Leveraging Partial Symmetry for Multi-Agent Reinforcement Learning
Xin Yu, Rongye Shi, Pu Feng, Yongkai Tian, Simin Li, Shuhao Liao, Wenjun Wu
TL;DR
This work tackles the challenge of leveraging symmetry in multi-agent reinforcement learning when symmetry is partial rather than perfect. It formalizes the partially symmetric Markov game, proves a bounded performance error for symmetry-based training, and introduces the Partial Symmetry Exploitation (PSE) framework to adaptively exploit symmetry via quantification, annealing, augmentation, and a symmetry-consistency loss.
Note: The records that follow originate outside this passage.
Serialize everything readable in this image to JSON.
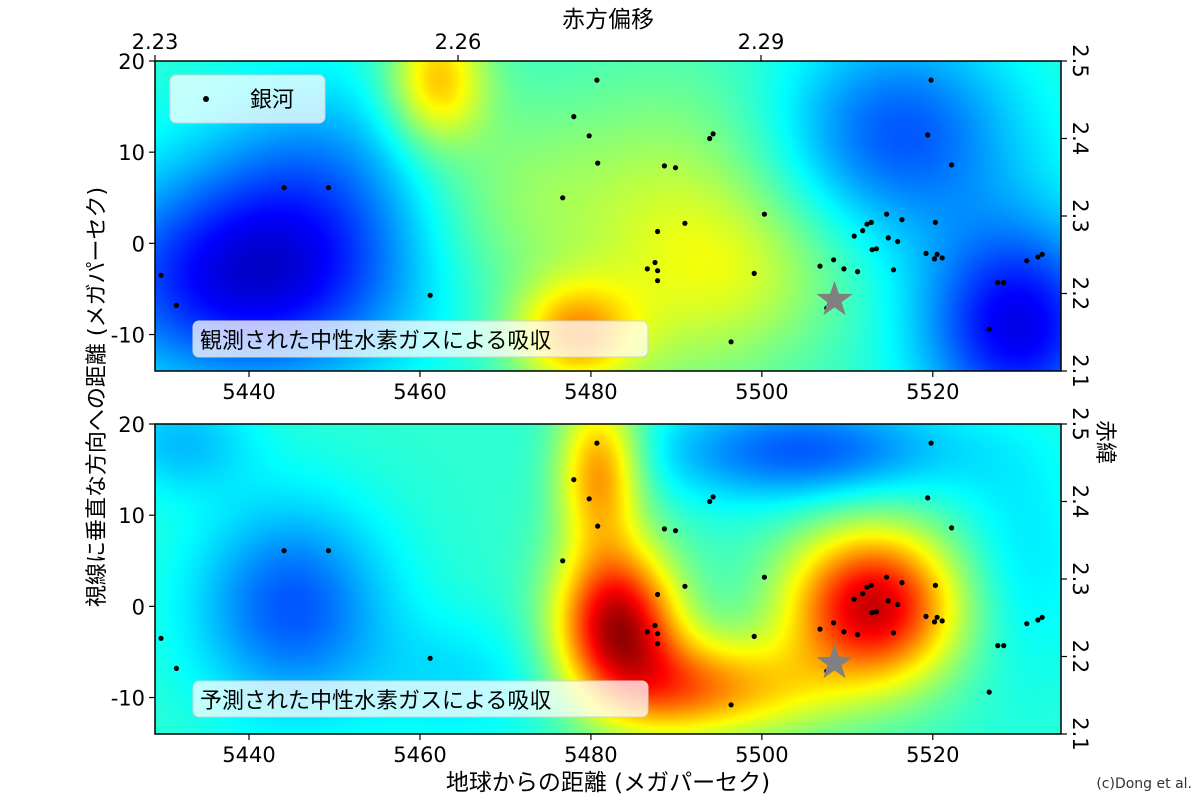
{
  "chart_data": {
    "type": "heatmap",
    "top_axis": {
      "label": "赤方偏移",
      "ticks": [
        "2.23",
        "2.26",
        "2.29"
      ]
    },
    "bottom_axis": {
      "label": "地球からの距離 (メガパーセク)",
      "ticks": [
        "5440",
        "5460",
        "5480",
        "5500",
        "5520"
      ]
    },
    "left_axis": {
      "label": "視線に垂直な方向への距離 (メガパーセク)",
      "ticks": [
        "20",
        "10",
        "0",
        "-10"
      ]
    },
    "right_axis": {
      "label": "赤緯",
      "ticks": [
        "2.5",
        "2.4",
        "2.3",
        "2.2",
        "2.1"
      ]
    },
    "xlim": [
      5429,
      5535
    ],
    "ylim": [
      -14,
      20
    ],
    "legend": {
      "label": "銀河",
      "placement": "upper-left"
    },
    "colormap": "jet",
    "panels": [
      {
        "caption": "観測された中性水素ガスによる吸収",
        "blobs": [
          {
            "x": 5440,
            "y": -4,
            "v": -0.9,
            "sx": 13,
            "sy": 8
          },
          {
            "x": 5448,
            "y": 8,
            "v": -0.35,
            "sx": 10,
            "sy": 8
          },
          {
            "x": 5530,
            "y": -9,
            "v": -0.9,
            "sx": 8,
            "sy": 8
          },
          {
            "x": 5516,
            "y": 12,
            "v": -0.6,
            "sx": 10,
            "sy": 8
          },
          {
            "x": 5462,
            "y": 18,
            "v": 0.75,
            "sx": 4,
            "sy": 5
          },
          {
            "x": 5478,
            "y": -10,
            "v": 0.75,
            "sx": 5,
            "sy": 4
          },
          {
            "x": 5490,
            "y": 0,
            "v": 0.45,
            "sx": 10,
            "sy": 12
          },
          {
            "x": 5500,
            "y": -3,
            "v": 0.2,
            "sx": 8,
            "sy": 6
          },
          {
            "x": 5470,
            "y": 5,
            "v": 0.25,
            "sx": 8,
            "sy": 8
          }
        ]
      },
      {
        "caption": "予測された中性水素ガスによる吸収",
        "blobs": [
          {
            "x": 5483,
            "y": -2,
            "v": 1.5,
            "sx": 5,
            "sy": 6
          },
          {
            "x": 5481,
            "y": 15,
            "v": 0.9,
            "sx": 3.5,
            "sy": 6
          },
          {
            "x": 5490,
            "y": -9,
            "v": 0.7,
            "sx": 6,
            "sy": 4
          },
          {
            "x": 5513,
            "y": 0,
            "v": 1.45,
            "sx": 7,
            "sy": 6
          },
          {
            "x": 5500,
            "y": -9,
            "v": 0.5,
            "sx": 7,
            "sy": 4
          },
          {
            "x": 5445,
            "y": 0,
            "v": -0.6,
            "sx": 8,
            "sy": 8
          },
          {
            "x": 5505,
            "y": 17,
            "v": -0.6,
            "sx": 12,
            "sy": 4
          },
          {
            "x": 5432,
            "y": 18,
            "v": -0.3,
            "sx": 6,
            "sy": 4
          },
          {
            "x": 5465,
            "y": -8,
            "v": -0.2,
            "sx": 8,
            "sy": 5
          },
          {
            "x": 5530,
            "y": 5,
            "v": -0.2,
            "sx": 6,
            "sy": 10
          }
        ]
      }
    ],
    "galaxies": [
      {
        "x": 5429.7,
        "y": -3.5
      },
      {
        "x": 5431.5,
        "y": -6.8
      },
      {
        "x": 5444.1,
        "y": 6.1
      },
      {
        "x": 5449.3,
        "y": 6.1
      },
      {
        "x": 5461.2,
        "y": -5.7
      },
      {
        "x": 5476.7,
        "y": 5.0
      },
      {
        "x": 5478.0,
        "y": 13.9
      },
      {
        "x": 5479.8,
        "y": 11.8
      },
      {
        "x": 5480.7,
        "y": 17.9
      },
      {
        "x": 5480.8,
        "y": 8.8
      },
      {
        "x": 5486.6,
        "y": -2.8
      },
      {
        "x": 5487.5,
        "y": -2.1
      },
      {
        "x": 5487.8,
        "y": -3.0
      },
      {
        "x": 5487.8,
        "y": -4.1
      },
      {
        "x": 5487.8,
        "y": 1.3
      },
      {
        "x": 5488.6,
        "y": 8.5
      },
      {
        "x": 5489.9,
        "y": 8.3
      },
      {
        "x": 5491.0,
        "y": 2.2
      },
      {
        "x": 5493.9,
        "y": 11.5
      },
      {
        "x": 5494.3,
        "y": 12.0
      },
      {
        "x": 5499.1,
        "y": -3.3
      },
      {
        "x": 5500.3,
        "y": 3.2
      },
      {
        "x": 5496.4,
        "y": -10.8
      },
      {
        "x": 5506.8,
        "y": -2.5
      },
      {
        "x": 5507.6,
        "y": -7.1
      },
      {
        "x": 5508.4,
        "y": -1.8
      },
      {
        "x": 5509.6,
        "y": -2.8
      },
      {
        "x": 5510.8,
        "y": 0.8
      },
      {
        "x": 5511.2,
        "y": -3.1
      },
      {
        "x": 5511.8,
        "y": 1.4
      },
      {
        "x": 5512.3,
        "y": 2.1
      },
      {
        "x": 5512.8,
        "y": 2.3
      },
      {
        "x": 5512.9,
        "y": -0.7
      },
      {
        "x": 5513.4,
        "y": -0.6
      },
      {
        "x": 5514.6,
        "y": 3.2
      },
      {
        "x": 5514.8,
        "y": 0.6
      },
      {
        "x": 5515.4,
        "y": -2.9
      },
      {
        "x": 5515.9,
        "y": 0.2
      },
      {
        "x": 5516.4,
        "y": 2.6
      },
      {
        "x": 5519.2,
        "y": -1.1
      },
      {
        "x": 5519.4,
        "y": 11.9
      },
      {
        "x": 5519.8,
        "y": 17.9
      },
      {
        "x": 5520.3,
        "y": 2.3
      },
      {
        "x": 5520.2,
        "y": -1.7
      },
      {
        "x": 5520.5,
        "y": -1.2
      },
      {
        "x": 5521.1,
        "y": -1.6
      },
      {
        "x": 5522.2,
        "y": 8.6
      },
      {
        "x": 5526.6,
        "y": -9.4
      },
      {
        "x": 5527.6,
        "y": -4.3
      },
      {
        "x": 5528.3,
        "y": -4.3
      },
      {
        "x": 5531.0,
        "y": -1.9
      },
      {
        "x": 5532.3,
        "y": -1.5
      },
      {
        "x": 5532.8,
        "y": -1.2
      }
    ],
    "star": {
      "x": 5508.5,
      "y": -6.2,
      "color": "#808080"
    }
  },
  "credit": "(c)Dong et al."
}
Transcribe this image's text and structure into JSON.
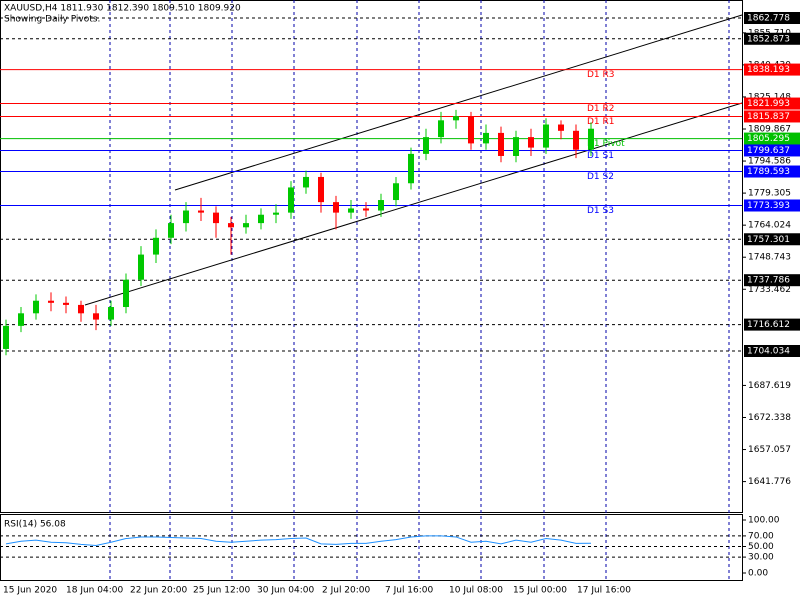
{
  "chart_data": {
    "type": "candlestick",
    "title": "XAUUSD,H4  1811.930 1812.390 1809.510 1809.920",
    "subtitle": "Showing Daily Pivots.",
    "ylim": [
      1627.28,
      1871.36
    ],
    "yticks": [
      {
        "value": 1855.71,
        "label": "1855.710"
      },
      {
        "value": 1840.43,
        "label": "1840.430"
      },
      1825.148,
      1809.867,
      1794.586,
      1779.305,
      1764.024,
      1748.743,
      1733.462,
      1687.619,
      1672.338,
      1657.057,
      1641.776
    ],
    "pivots": [
      {
        "name": "D1 R3",
        "value": 1838.193,
        "color": "#ff0000"
      },
      {
        "name": "D1 R2",
        "value": 1821.993,
        "color": "#ff0000"
      },
      {
        "name": "D1 R1",
        "value": 1815.837,
        "color": "#ff0000"
      },
      {
        "name": "D1 Pivot",
        "value": 1805.295,
        "color": "#00c000"
      },
      {
        "name": "D1 S1",
        "value": 1799.637,
        "color": "#0000ff"
      },
      {
        "name": "D1 S2",
        "value": 1789.593,
        "color": "#0000ff"
      },
      {
        "name": "D1 S3",
        "value": 1773.393,
        "color": "#0000ff"
      }
    ],
    "levels": [
      1862.778,
      1852.873,
      1757.301,
      1737.786,
      1716.612,
      1704.034
    ],
    "x_labels": [
      "15 Jun 2020",
      "18 Jun 04:00",
      "22 Jun 20:00",
      "25 Jun 12:00",
      "30 Jun 04:00",
      "2 Jul 20:00",
      "7 Jul 16:00",
      "10 Jul 08:00",
      "15 Jul 00:00",
      "17 Jul 16:00"
    ],
    "up_color": "#00c800",
    "down_color": "#ff0000",
    "candles": {
      "open": [
        1705,
        1716,
        1722,
        1728,
        1727,
        1726,
        1722,
        1719,
        1725,
        1738,
        1750,
        1758,
        1765,
        1771,
        1770,
        1765,
        1763,
        1765,
        1769,
        1770,
        1782,
        1787,
        1775,
        1770,
        1772,
        1771,
        1776,
        1784,
        1798,
        1806,
        1814,
        1816,
        1803,
        1808,
        1797,
        1806,
        1801,
        1812,
        1809,
        1800
      ],
      "high": [
        1719,
        1725,
        1731,
        1732,
        1730,
        1728,
        1726,
        1728,
        1741,
        1754,
        1762,
        1769,
        1775,
        1777,
        1773,
        1768,
        1769,
        1772,
        1774,
        1785,
        1790,
        1789,
        1778,
        1776,
        1775,
        1779,
        1787,
        1801,
        1810,
        1818,
        1819,
        1818,
        1812,
        1811,
        1809,
        1810,
        1815,
        1814,
        1812,
        1813
      ],
      "low": [
        1702,
        1713,
        1719,
        1723,
        1722,
        1718,
        1714,
        1716,
        1722,
        1735,
        1746,
        1755,
        1761,
        1766,
        1758,
        1750,
        1760,
        1762,
        1765,
        1767,
        1779,
        1770,
        1762,
        1767,
        1768,
        1768,
        1773,
        1781,
        1795,
        1803,
        1810,
        1800,
        1800,
        1794,
        1794,
        1797,
        1798,
        1805,
        1796,
        1797
      ],
      "close": [
        1716,
        1722,
        1728,
        1727,
        1726,
        1722,
        1719,
        1725,
        1738,
        1750,
        1758,
        1765,
        1771,
        1770,
        1765,
        1763,
        1765,
        1769,
        1770,
        1782,
        1787,
        1775,
        1770,
        1772,
        1771,
        1776,
        1784,
        1798,
        1806,
        1814,
        1816,
        1803,
        1808,
        1797,
        1806,
        1801,
        1812,
        1809,
        1800,
        1810
      ]
    },
    "rsi": {
      "title": "RSI(14) 56.08",
      "color": "#1e90ff",
      "ylim": [
        0,
        100
      ],
      "yticks": [
        {
          "value": 100,
          "label": "100.00"
        },
        {
          "value": 70,
          "label": "70.00"
        },
        {
          "value": 50,
          "label": "50.00"
        },
        {
          "value": 30,
          "label": "30.00"
        },
        {
          "value": 0,
          "label": "0.00"
        }
      ],
      "values": [
        55,
        60,
        62,
        58,
        57,
        54,
        52,
        58,
        65,
        68,
        68,
        67,
        66,
        65,
        60,
        58,
        60,
        62,
        63,
        65,
        66,
        55,
        54,
        56,
        56,
        60,
        63,
        68,
        70,
        70,
        68,
        58,
        60,
        55,
        62,
        58,
        65,
        62,
        56,
        56.08
      ]
    }
  }
}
Empirical results across classic MARL benchmarks and real-world robot experiments show that PSE consistently improves sample efficiency and outcomes under symmetry-breaking conditions, outperforming strong baselines. The approach offers a practical pathway to incorporate inductive biases in realistic MARL deployments, with implications for robust coordination in heterogeneous, partially symmetric systems.
Abstract
Incorporating symmetry as an inductive bias into multi-agent reinforcement learning (MARL) has led to improvements in generalization, data efficiency, and physical consistency. While prior research has succeeded in using perfect symmetry prior, the realm of partial symmetry in the multi-agent domain remains unexplored. To fill in this gap, we introduce the partially symmetric Markov game, a new subclass of the Markov game. We then theoretically show that the performance error introduced by utilizing symmetry in MARL is bounded, implying that the symmetry prior can still be useful in MARL even in partial symmetry situations. Motivated by this insight, we propose the Partial Symmetry Exploitation (PSE) framework that is able to adaptively incorporate symmetry prior in MARL under different symmetry-breaking conditions. Specifically, by adaptively adjusting the exploitation of symmetry, our framework is able to achieve superior sample efficiency and overall performance of MARL algorithms. Extensive experiments are conducted to demonstrate the superior performance of the proposed framework over baselines. Finally, we implement the proposed framework in real-world multi-robot testbed to show its superiority.